Digital Transformation – Too Difficult?
Digital transformation is now back in ‘must do’ land – in again, out again. I can only surmise that a few years back none of us were ready. I’m not sure we are now.
A fundamental component of digital transformation is ‘disruption’ – not a word that usually carries warm and fuzzy connotations. For those risk-averse industries or companies that have environments that still rely on siloed applications, a management attitude where getting the job done is more important than innovation, or where a groundswell of end user action is not particularly unusual, how do they get dragged along to embrace digital transformation? I guess, screaming and kicking, if they go at all.
What approach can facilitate this transformation and that promises 12 percent higher revenues, amongst other benefits? Technology would be a good start. And if you are in a risk-averse or low margin-industry, technology can still be your best friend. I have written about many a study where executives and staff have no idea what data they have. It’s like anything else in life – knowing where you’ve been helps you know where you’re going.
We all have data, and plenty of it. What we don’t all have is the ability to analyze that data to drive business initiatives. Evaluate and grab a technology that supports digital transformation – not a technology that is limited to improving a specific function in the here and now. We are looking long-term here.

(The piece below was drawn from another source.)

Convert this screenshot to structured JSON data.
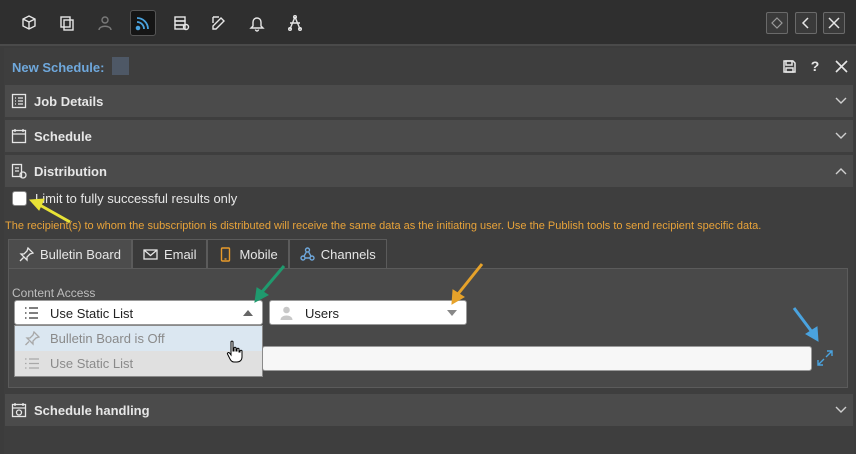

OK, back to embracing digital transformation through technology. IBM tells us that 90 percent of the world’s data was created in the previous two years. To be more effective as an organization, it would be beneficial to know what’s in your data. It would also help to identify old, stale data of no value, to take that out of the analysis. What we all want is a technology tool that can be used as a long-term solution that will facilitate our goal of digital transformation, as well as deliver value now.
Years ago, one of our clients did exactly that and was able to save literally millions of dollars. It ‘thought outside the box.’ Why? Because it needed visibility into its data – unstructured, which was the largest portion, semi-structured, and structured. To this day, many vendors try to force fit unstructured and semi-structured data into a structured format. I don’t understand it. It doesn’t work. To me, it doesn’t even make sense. You lose the transcendental qualities, the meaning or essence of unstructured data, and the ability to extract all the hidden facets that give content meaning. Our client needed a solution that encompassed all forms of data and retained the meaning in the content.
Instead of going through a laundry list of our core auto-classification technology features here, you can read the case study about how this client used our technologies to impact the bottom line, in a big way. This is a great example of aligning your objectives, however big or small, to achieve digital transformation.
Our technology is platform-agnostic, it is a framework extendable to any application that requires metadata, it supports workflow processes that are easy to deploy on specific content – and I do mean easy, it can be used by business staff, it runs in real time, and it is highly scalable. So I did end up going through a portion of the features laundry list. If you need auto-classification for data analysis, text mining and analytics, you would use our solution.
The point is that on this rocky journey, you should choose technologies that are viable both now and in the future. Don’t select options that offer a stop-gap, or have promised future features, or are limited to solving only one problem or process. Select solid, proven technologies that have staying power. If you do this, maybe digital transformation is in your future.